Certains pays très touchés commencent maintenant à sortir de la crise. Mais pour d’autres, le plein impact ne fait que commencer à frapper. Le Soudan du Sud est l’un de ces pays. Alors que ses 1 900 cas enregistrés semblent faibles, les tests limités ainsi que la stigmatisation sociale obscurcissent la véritable ampleur du virus.

Le seul antidote au COVID est la prévention. Les mesures de prévention du gouvernement, fondées sur les directives de l’OMS, ont été communiquées en permanence par le biais de campagnes à travers le pays, avec le soutien de l’UNICEF et de la MINUSS.

Pourtant, malgré une prise de conscience généralisée, le respect de ces mesures est resté irrégulier. Peu se soumettront à l’isolement à la maison. La nécessité de gagner sa vie signifie que le comportement des gens reste inchangé – ne pas travailler aujourd’hui signifie ne pas manger demain.

Monsieur le président, membres du Conseil,

Notre plus grande crainte du COVID est son impact potentiel sur le système de santé déjà fragile. L’interruption des vaccinations, des services de santé maternelle ou des traitements de routine pour les maladies curables comme le paludisme, la diarrhée et la pneumonie entraînera une augmentation dévastatrice des décès – probablement plus grande que la perte de vie prévue par le COVID19.

C’est la leçon que nous devons tirer d’Ebola en Afrique de l’Ouest lorsque 11 000 personnes sont mortes du virus, mais beaucoup d’autres sont décédées de problèmes de santé totalement évitables.

Pour garder les cliniques ouvertes, il est impératif que les agents de santé disposent d’un équipement de protection individuelle. Déjà 86 agents de santé ont été infectés. Les EPI sont rares et les agents de santé ont peur.
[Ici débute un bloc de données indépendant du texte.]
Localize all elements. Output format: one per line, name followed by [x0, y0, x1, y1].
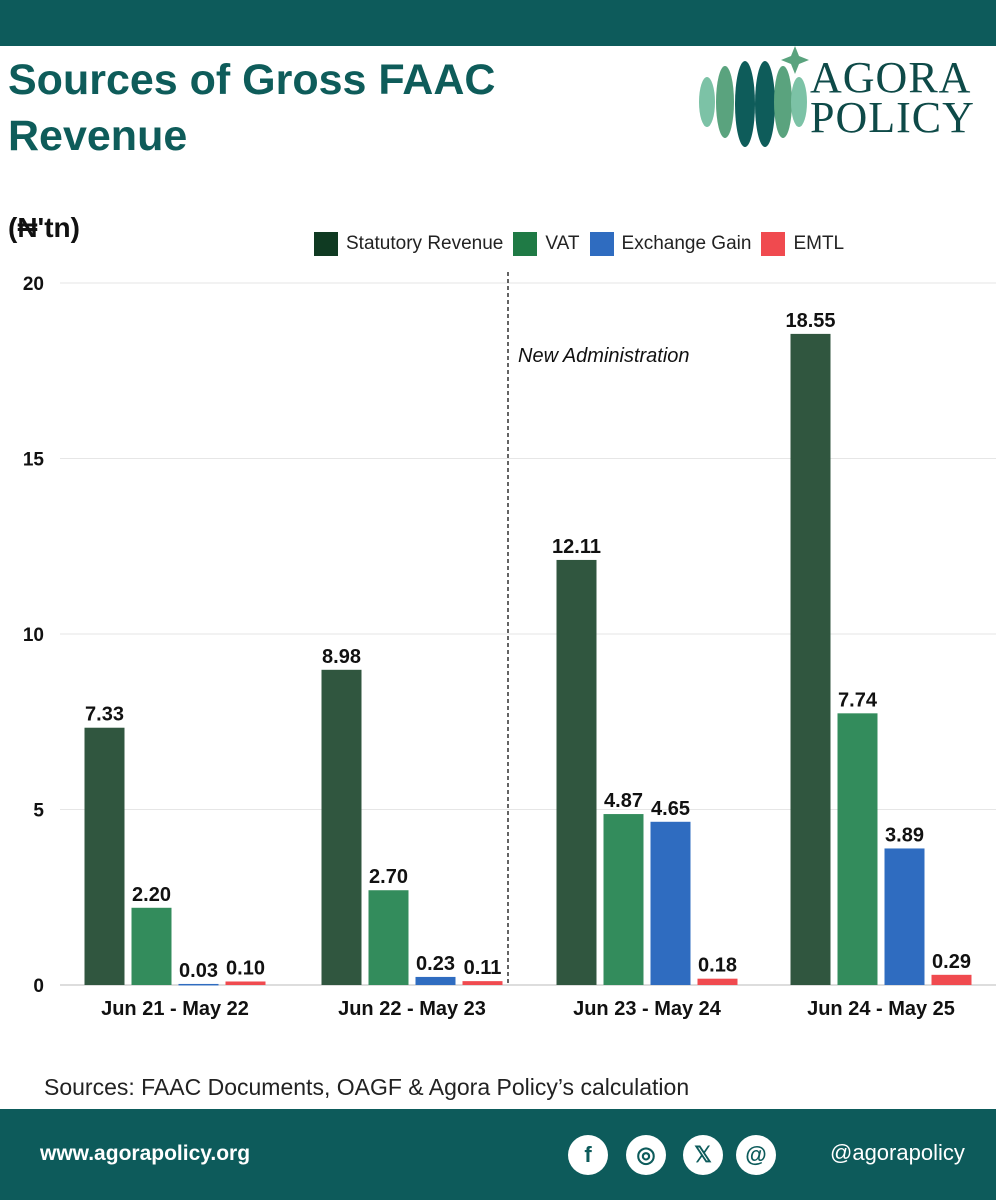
y-tick-label: 20 — [23, 274, 44, 295]
bar-statutory-revenue — [321, 669, 362, 985]
logo-line1: AGORA — [810, 53, 972, 102]
legend-swatch — [761, 232, 786, 256]
y-tick-label: 5 — [33, 801, 44, 822]
x-tick-label: Jun 21 - May 22 — [101, 998, 249, 1020]
data-label: 0.18 — [698, 955, 737, 977]
legend-swatch — [314, 232, 338, 256]
bar-statutory-revenue — [84, 727, 125, 985]
chart-legend: Statutory Revenue VAT Exchange Gain EMTL — [308, 232, 848, 256]
bar-emtl — [225, 981, 266, 985]
data-label: 7.74 — [838, 689, 878, 711]
top-bar — [0, 0, 996, 46]
bar-exchange-gain — [415, 976, 456, 985]
bar-statutory-revenue — [556, 559, 597, 985]
facebook-icon[interactable]: f — [568, 1135, 608, 1175]
social-handle: @agorapolicy — [830, 1140, 965, 1165]
data-label: 8.98 — [322, 646, 361, 668]
bar-exchange-gain — [884, 848, 925, 985]
legend-label: EMTL — [793, 233, 845, 254]
data-label: 4.65 — [651, 798, 690, 820]
y-tick-label: 10 — [23, 625, 44, 646]
bar-vat — [837, 713, 878, 985]
instagram-icon[interactable]: ◎ — [626, 1135, 666, 1175]
legend-item: EMTL — [755, 232, 844, 256]
data-label: 2.20 — [132, 884, 171, 906]
bar-vat — [368, 890, 409, 985]
data-label: 4.87 — [604, 790, 643, 812]
bar-vat — [131, 907, 172, 985]
bar-vat — [603, 814, 644, 985]
logo-mark-icon — [699, 46, 809, 147]
y-tick-label: 0 — [33, 976, 44, 997]
legend-item: Statutory Revenue — [308, 232, 503, 256]
bar-exchange-gain — [650, 821, 691, 985]
bar-statutory-revenue — [790, 333, 831, 985]
y-axis-unit: (₦'tn) — [8, 212, 80, 243]
data-label: 3.89 — [885, 824, 924, 846]
page-title: Sources of Gross FAAC Revenue — [8, 56, 496, 160]
legend-label: VAT — [545, 233, 580, 254]
data-label: 7.33 — [85, 704, 124, 726]
legend-swatch — [589, 232, 614, 256]
legend-swatch — [513, 232, 538, 256]
logo-line2: POLICY — [810, 93, 975, 142]
legend-item: VAT — [507, 232, 580, 256]
data-label: 0.29 — [932, 951, 971, 973]
agora-policy-logo: AGORA POLICY — [695, 44, 995, 154]
website-link[interactable]: www.agorapolicy.org — [40, 1142, 251, 1165]
data-label: 12.11 — [552, 536, 601, 558]
source-note: Sources: FAAC Documents, OAGF & Agora Po… — [44, 1074, 690, 1100]
x-tick-label: Jun 22 - May 23 — [338, 998, 486, 1020]
legend-label: Exchange Gain — [621, 233, 752, 254]
footer: www.agorapolicy.org f ◎ 𝕏 @ @agorapolicy — [0, 1109, 996, 1200]
x-twitter-icon[interactable]: 𝕏 — [683, 1135, 723, 1175]
annotation-new-administration: New Administration — [518, 345, 690, 367]
bar-emtl — [462, 981, 503, 985]
data-label: 0.11 — [464, 957, 502, 979]
bar-emtl — [697, 978, 738, 985]
legend-label: Statutory Revenue — [346, 233, 504, 254]
data-label: 0.23 — [416, 953, 455, 975]
data-label: 0.10 — [226, 957, 265, 979]
threads-icon[interactable]: @ — [736, 1135, 776, 1175]
x-tick-label: Jun 23 - May 24 — [573, 998, 722, 1020]
data-label: 2.70 — [369, 866, 408, 888]
y-tick-label: 15 — [23, 450, 45, 471]
bar-emtl — [931, 974, 972, 985]
legend-item: Exchange Gain — [584, 232, 752, 256]
bar-exchange-gain — [178, 983, 219, 986]
bar-chart: 0 5 10 15 20 7.33 2.20 0.03 0.10 Jun 21 - May 22 8… — [23, 272, 996, 1020]
x-tick-label: Jun 24 - May 25 — [807, 998, 955, 1020]
data-label: 18.55 — [785, 310, 835, 332]
data-label: 0.03 — [179, 960, 218, 982]
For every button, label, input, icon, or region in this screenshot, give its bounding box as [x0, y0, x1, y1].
Pendant ce temps, leurs salaires restent impayés.

Les experts prédisent que la pandémie culminera en juillet ou août. Pour ceux qui tombent gravement malades, il y a peu de soins intensifs. Le soutien international et le ministère de la Santé ont agrandi l’hôpital des maladies infectieuses de Juba. Dans les régions, la MINUSS a rénové et équipé des hôpitaux dans 10 États. Les ONG intensifient leurs effectifs dans ces installations, mais l’équipement et l’expertise font cruellement défaut.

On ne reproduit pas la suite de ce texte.